3.2.6. Cluster F: The 531-Like Acinetobacter Siphoviruses
Cluster F is comprised of two phages, Bphi-B1251 and YMC11/11/R3177 (R3177) that share 61% ANI and 67% protein homologs. Bphi-B1251 encapsulates a 45.4 kbp 39.05% G+C genome encoding 66 ORFs while R3177 encapsulates a larger genome of 47.6 kbp encoding 80 ORFs (
Table 1). Bphi-B1251 is described as a podovirus, both in the GenBank accession record and in the associated genome announcement [
84]. However, homologues of the structural genes of these phages suggests that both phages are in fact siphoviruses, indicated by the presence of a tape-measure gene of 4.9 and 4.3 kbp in Bphi-B1251 and R3177, respectively. Supporting this assignment, R3177 has recently been confirmed as a temperate member of the
Siphoviridae and exhibits a 531-like morphology [
83]. The 531-like phages exhibit a slightly elongated head of 73 × 59 nm and a 252 nm long tail that is characterised by the presence of multiple transverse disks that gives the tail a segmented appearance [
29]. Analysis of R3177 and Bphi-B1251 ORFs using HHsuite allowed for the prediction of additional structural, replication and maintenance proteins. Examining dot plot alignment of Bphi-B1215 and R3177 shows that a number of genomic modules exhibit localised differences (
Figure 7). In the virion structural and morphogenesis gene module these non-homologous regions correspond to different head-tail joining proteins and a HicAB-like type II toxin-antitoxin cassette in R3177. Additionally, R3177 encodes an integrase, excisionase and transcriptional regulatory proteins that are absent in Bphi-B1251 indicating that, despite significant nucleotide and proteomic similarity, these two related phages undertake different lifestyles. While few protein homologs in other phages were identified by BLASTp, R3177 exhibits strong sequence similarity (>70% coverage, >95% identity BLASTn) to putative prophage regions in the sequenced genomes of
A. baumannii strains SSA12, KAB04, KAB02, YU-R612 and NCGM237. It would therefore be of interest to determine whether Bphi-B1251 and R3177 are related to the unsequenced phages 531 and B
9PP, two prophages of similar morphology induced from
Acinetobacter isolates HER1032 and HER1096, respectively [
29]. The clear similarities between these two phages and lack of relatives among the sequenced phages are sufficient to propose the establishment of a new genus, which we tentatively name the “B1251virus.”

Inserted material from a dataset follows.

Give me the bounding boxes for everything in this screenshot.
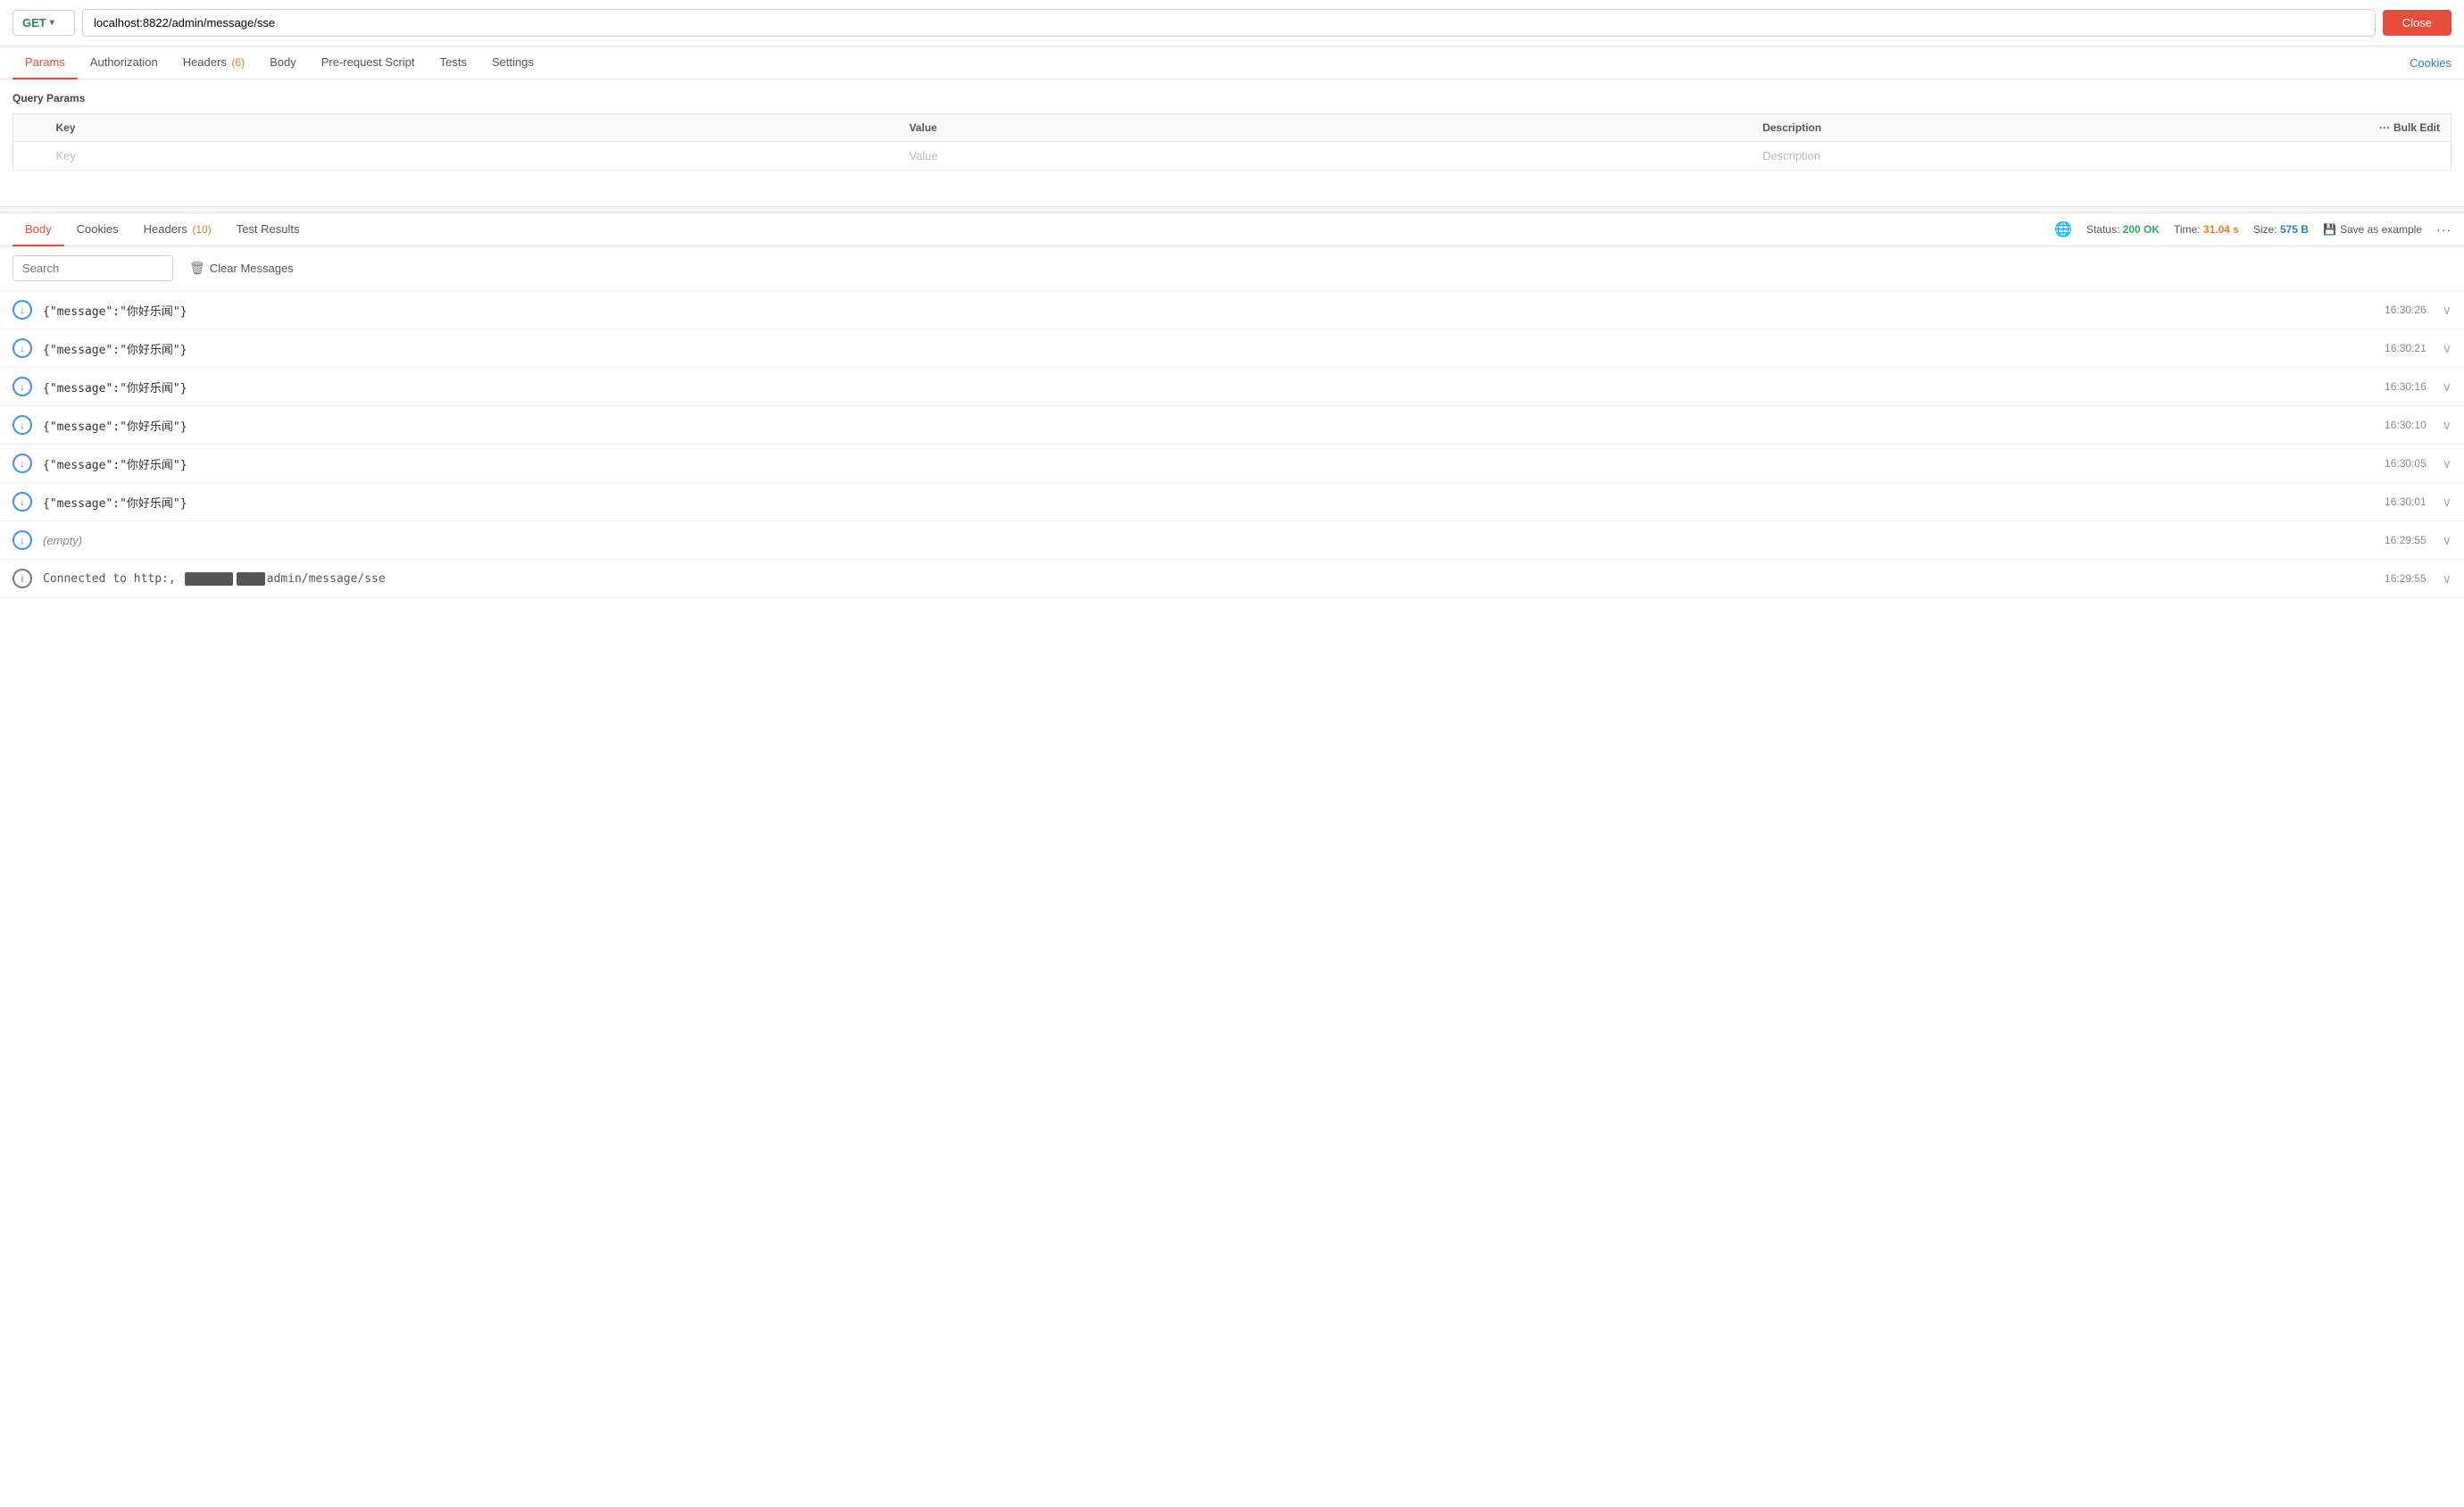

3.2.7. Cluster G: The Loki-Like Acinetobacter Siphoviruses
The two Cluster G phages, vB_AbaS_Loki and IME_AB3 are closely related. Morphologically, Loki is a B1 siphovirus that resembles
Burkholderia phage vB_BceS_KL1 [
99] with an isometric capsid measuring 57 nm across opposite apices and a non-contractile tail that measures 176 nm in length, 10 nm in diameter and exhibits transverse striations [
85]. Loki and IME_AB3 encapsulate a genome of 41 and 43 kbp with% mol G+C contents of 44.4 and 45.6%, respectively (
Table 1). ANI between the two phages is 58.9% and the 109 encoded ORFs form 45 protein groups and 19 orphans. The genome is organised into three modules containing genes encoding the virion structure and morphogenesis, DNA replication and metabolism and a final module encoding the holin and endolysin that is replete with genes of unknown function (
Figure 8). Loki and IME_AB3 are distinguished both by the constituent genes present in this last module and by the structure of the endolysin. The Loki endolysin is modular comprising a lysozyme-like domain (InterPro: IPR023346) and peptidoglycan-binding domains (InterPro: IPR018537), whereas the IME-AB3 endolysin is globular and contains a single lysozyme domain (InterPro: IPR000726). Loki and IME-AB3 each share between 28 and 31 (49.1% to 58.8%) protein homologs with the
Pseudomonas and
Burkholderia phages of the
Septima3virus. These shared proteins represent the majority of genes encoded in the structural and replication gene modules and these phages differ predominantly in the module encoding the endolysin and holin. Due to the similarities in nucleotide sequence, gene content and genome organisation we propose the establishment of a new genus, the “Lokivirus” named after the first fully characterised member.